The efficacy of the dosing regimen of tobramycin was investigated in 28 patients with cystic fibrosis who had an acute exacerbation of chronic pulmonary infection with Pseudomonas aeruginosa. The initial dose of tobramycin was 3.3 mg/kg of body weight three times daily (ie, 10 mg/kg/day). A highly significant relationship was found between the serum concentration of tobramycin before the dose and the change in the forced expiratory volume in one second (FEV1), both measured on the tenth day of treatment (rs = 0.75; p less than 0.001). In nine of the 16 patients who had a six-hour serum concentration of 1 mg/L or less on the tenth day of treatment, the eight-hour dosing interval of tobramycin was shortened to achieve a serum concentration of tobramycin of about 1 mg/L before the dose. In the other seven patients, the dosage of tobramycin was not changed.
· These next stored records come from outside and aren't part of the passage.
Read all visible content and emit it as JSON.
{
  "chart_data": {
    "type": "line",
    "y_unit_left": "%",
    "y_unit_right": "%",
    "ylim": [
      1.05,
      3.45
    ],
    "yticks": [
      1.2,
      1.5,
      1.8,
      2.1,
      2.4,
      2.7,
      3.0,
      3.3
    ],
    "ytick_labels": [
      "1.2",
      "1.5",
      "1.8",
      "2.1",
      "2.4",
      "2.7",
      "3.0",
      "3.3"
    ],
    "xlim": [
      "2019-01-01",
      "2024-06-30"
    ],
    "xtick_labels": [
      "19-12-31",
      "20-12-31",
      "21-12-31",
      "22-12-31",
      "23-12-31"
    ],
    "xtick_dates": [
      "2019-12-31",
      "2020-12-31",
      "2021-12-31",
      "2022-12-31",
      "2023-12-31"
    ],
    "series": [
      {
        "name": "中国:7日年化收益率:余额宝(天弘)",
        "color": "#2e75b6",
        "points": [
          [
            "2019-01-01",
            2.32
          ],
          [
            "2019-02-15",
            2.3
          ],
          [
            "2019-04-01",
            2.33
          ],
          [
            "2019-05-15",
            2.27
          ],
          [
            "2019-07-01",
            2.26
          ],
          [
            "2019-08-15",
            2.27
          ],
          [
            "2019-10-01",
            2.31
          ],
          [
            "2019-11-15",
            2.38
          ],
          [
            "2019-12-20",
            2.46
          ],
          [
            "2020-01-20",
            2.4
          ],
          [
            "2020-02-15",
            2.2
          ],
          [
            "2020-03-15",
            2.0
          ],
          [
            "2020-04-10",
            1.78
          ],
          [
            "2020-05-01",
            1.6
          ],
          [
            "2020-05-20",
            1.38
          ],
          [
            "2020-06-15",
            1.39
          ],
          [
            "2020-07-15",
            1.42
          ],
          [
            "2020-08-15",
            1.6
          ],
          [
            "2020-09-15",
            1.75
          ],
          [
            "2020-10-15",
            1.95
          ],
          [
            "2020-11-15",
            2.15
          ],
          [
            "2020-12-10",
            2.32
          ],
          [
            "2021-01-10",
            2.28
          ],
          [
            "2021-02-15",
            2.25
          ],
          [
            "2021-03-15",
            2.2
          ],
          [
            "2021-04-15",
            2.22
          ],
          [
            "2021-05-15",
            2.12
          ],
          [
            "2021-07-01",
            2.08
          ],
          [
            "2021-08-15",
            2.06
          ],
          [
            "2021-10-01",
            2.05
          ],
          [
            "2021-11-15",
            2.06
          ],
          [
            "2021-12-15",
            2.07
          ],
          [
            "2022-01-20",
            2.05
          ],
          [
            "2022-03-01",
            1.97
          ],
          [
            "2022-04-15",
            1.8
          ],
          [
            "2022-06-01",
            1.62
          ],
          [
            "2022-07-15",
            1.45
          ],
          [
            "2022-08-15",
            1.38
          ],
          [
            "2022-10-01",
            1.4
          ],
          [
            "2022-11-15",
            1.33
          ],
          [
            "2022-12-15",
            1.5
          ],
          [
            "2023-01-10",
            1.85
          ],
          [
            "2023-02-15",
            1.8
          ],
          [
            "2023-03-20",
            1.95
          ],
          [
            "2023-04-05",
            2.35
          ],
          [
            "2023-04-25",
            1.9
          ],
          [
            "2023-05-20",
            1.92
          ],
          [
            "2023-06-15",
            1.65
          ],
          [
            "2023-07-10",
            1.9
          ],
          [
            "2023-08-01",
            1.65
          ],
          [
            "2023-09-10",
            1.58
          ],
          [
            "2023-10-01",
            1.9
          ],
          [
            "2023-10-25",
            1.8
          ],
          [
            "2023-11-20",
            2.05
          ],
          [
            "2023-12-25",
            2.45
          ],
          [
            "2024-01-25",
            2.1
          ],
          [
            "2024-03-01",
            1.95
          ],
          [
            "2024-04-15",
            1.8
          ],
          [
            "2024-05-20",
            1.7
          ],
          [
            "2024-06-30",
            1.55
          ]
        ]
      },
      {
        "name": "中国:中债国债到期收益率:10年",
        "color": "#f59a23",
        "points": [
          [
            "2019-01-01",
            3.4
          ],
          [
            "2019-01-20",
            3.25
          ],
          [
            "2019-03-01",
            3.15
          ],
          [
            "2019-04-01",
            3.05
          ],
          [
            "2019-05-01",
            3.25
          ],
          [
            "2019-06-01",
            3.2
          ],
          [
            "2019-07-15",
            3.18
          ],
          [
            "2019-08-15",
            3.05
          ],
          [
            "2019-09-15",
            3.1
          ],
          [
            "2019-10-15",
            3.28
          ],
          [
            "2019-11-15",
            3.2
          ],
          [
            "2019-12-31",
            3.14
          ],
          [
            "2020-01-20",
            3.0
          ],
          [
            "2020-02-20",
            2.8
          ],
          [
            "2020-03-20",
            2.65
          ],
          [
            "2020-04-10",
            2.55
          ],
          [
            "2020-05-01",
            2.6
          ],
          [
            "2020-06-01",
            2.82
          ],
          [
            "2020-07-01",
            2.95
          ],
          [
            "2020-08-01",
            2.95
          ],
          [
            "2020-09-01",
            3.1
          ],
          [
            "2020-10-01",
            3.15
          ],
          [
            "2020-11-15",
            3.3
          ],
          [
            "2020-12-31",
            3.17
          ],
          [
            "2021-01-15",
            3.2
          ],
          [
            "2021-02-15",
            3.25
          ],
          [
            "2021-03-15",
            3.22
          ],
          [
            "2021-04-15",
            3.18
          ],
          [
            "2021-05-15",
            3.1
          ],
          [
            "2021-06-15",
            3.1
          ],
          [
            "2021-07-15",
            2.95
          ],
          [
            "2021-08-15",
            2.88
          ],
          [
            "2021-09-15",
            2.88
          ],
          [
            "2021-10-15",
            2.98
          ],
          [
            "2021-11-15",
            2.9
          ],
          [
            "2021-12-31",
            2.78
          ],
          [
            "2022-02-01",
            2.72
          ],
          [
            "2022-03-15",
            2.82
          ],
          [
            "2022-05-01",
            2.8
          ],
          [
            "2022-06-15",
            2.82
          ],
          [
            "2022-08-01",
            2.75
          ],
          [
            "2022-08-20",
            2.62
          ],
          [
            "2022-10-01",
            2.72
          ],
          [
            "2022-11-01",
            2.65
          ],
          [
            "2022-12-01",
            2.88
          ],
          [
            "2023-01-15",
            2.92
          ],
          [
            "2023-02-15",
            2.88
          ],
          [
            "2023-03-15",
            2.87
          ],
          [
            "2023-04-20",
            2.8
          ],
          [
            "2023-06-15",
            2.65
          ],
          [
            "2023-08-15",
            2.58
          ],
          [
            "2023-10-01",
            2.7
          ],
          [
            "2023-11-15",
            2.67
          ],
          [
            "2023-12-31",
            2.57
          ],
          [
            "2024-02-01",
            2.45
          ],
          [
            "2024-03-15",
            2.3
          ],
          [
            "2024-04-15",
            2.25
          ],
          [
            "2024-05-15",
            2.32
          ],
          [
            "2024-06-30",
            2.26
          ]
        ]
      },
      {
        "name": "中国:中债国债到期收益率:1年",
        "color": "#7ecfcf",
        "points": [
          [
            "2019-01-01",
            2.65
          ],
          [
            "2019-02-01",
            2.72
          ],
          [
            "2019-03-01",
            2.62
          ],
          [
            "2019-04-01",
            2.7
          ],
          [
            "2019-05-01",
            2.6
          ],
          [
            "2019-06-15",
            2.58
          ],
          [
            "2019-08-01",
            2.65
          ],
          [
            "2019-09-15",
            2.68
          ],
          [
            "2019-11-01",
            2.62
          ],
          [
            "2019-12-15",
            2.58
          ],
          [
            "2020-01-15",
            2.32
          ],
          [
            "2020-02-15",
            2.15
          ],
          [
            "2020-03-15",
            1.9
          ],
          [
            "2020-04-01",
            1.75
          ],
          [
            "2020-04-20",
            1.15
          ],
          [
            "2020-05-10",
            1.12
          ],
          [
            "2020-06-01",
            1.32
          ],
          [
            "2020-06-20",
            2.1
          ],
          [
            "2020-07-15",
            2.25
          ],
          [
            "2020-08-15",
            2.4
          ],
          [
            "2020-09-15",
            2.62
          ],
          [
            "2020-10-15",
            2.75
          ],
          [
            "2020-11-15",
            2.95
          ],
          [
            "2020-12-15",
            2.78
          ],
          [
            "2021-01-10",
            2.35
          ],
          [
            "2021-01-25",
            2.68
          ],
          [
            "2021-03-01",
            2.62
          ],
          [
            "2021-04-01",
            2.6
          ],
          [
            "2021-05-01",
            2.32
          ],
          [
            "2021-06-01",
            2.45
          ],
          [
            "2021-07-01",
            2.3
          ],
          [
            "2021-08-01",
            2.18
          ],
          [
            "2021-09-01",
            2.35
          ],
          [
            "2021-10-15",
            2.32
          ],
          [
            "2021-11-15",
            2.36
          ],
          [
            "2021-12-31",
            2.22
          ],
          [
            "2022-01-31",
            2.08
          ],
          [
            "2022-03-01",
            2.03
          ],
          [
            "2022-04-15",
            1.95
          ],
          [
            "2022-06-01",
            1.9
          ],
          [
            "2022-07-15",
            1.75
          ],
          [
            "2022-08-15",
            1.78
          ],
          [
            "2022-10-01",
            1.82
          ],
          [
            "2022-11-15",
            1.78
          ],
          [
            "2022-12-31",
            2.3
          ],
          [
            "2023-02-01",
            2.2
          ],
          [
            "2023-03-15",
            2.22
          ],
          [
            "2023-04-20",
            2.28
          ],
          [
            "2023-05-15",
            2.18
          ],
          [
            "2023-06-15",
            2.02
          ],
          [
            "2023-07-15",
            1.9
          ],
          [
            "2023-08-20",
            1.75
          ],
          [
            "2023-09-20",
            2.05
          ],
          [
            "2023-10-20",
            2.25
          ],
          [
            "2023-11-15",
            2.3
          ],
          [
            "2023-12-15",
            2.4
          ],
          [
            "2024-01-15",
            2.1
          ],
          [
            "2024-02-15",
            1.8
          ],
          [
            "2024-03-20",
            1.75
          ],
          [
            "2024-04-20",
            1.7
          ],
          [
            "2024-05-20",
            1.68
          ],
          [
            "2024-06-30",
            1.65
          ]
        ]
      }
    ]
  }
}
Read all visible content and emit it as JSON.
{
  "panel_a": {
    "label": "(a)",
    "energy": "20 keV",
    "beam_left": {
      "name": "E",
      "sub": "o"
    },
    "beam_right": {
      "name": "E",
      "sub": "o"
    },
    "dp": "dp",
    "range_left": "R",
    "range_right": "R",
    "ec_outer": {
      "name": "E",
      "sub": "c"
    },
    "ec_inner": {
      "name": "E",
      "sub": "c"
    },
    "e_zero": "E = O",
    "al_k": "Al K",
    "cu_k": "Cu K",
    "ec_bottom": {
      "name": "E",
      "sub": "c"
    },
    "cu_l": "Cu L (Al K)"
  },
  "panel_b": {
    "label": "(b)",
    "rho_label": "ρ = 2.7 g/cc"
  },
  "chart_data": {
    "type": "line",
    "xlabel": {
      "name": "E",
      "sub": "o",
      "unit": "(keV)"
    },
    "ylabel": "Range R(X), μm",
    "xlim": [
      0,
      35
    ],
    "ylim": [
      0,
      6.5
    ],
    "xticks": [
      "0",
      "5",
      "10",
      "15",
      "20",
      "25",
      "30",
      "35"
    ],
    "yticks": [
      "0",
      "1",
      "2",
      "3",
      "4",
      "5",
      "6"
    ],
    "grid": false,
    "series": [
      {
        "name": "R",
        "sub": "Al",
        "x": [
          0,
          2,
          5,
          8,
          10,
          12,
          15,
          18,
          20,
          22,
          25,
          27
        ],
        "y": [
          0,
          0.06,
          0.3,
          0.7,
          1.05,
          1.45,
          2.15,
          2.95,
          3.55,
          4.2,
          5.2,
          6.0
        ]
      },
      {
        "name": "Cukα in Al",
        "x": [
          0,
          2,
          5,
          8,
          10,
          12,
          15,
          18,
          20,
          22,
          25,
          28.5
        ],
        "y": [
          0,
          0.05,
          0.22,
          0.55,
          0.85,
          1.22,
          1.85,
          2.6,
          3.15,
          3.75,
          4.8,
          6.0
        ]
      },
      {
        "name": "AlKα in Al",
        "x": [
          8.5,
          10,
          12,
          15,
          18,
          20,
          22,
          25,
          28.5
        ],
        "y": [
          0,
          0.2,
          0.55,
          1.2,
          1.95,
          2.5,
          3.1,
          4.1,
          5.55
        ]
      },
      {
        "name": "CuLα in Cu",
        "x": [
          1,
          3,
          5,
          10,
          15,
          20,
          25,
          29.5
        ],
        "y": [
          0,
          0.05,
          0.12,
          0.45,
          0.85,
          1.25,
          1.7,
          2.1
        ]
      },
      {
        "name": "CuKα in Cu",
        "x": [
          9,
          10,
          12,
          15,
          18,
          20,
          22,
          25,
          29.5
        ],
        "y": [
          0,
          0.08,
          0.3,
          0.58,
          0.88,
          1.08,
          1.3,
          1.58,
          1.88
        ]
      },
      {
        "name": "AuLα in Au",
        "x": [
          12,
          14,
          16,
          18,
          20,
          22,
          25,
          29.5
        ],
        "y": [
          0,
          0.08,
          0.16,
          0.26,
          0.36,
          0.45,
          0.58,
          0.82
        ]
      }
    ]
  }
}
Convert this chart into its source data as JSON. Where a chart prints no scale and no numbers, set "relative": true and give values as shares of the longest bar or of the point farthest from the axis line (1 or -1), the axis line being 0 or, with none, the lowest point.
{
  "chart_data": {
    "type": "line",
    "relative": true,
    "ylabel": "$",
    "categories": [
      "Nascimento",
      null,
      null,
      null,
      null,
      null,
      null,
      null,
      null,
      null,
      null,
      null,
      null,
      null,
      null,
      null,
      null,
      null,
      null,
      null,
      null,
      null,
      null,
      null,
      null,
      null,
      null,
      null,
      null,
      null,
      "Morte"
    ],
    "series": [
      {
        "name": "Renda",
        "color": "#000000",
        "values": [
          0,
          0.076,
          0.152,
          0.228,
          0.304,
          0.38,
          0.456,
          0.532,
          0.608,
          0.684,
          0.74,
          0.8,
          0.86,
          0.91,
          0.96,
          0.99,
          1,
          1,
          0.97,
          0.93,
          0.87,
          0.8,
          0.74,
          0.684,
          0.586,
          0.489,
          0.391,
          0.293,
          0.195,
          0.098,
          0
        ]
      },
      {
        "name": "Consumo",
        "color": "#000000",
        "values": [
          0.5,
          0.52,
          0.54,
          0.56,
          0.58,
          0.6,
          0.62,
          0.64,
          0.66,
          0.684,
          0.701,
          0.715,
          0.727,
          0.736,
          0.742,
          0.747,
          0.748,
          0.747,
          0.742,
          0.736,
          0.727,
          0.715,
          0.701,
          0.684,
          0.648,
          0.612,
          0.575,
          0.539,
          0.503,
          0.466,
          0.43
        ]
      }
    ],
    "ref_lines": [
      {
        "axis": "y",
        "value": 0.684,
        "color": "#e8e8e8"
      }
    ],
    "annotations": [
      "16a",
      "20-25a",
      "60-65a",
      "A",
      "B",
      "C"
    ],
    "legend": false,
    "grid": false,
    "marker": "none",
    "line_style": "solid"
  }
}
On the 20th day, seven of the nine patients in whom the dosing interval was shortened exhibited an increase in FEV1 of 20 percent or more. Such an increase was observed only in one of the seven patients in whom the dosing interval was not reduced (p less than 0.05). We conclude that individualizing the dosage of tobramycin in patients with cystic fibrosis results in a better clinical outcome.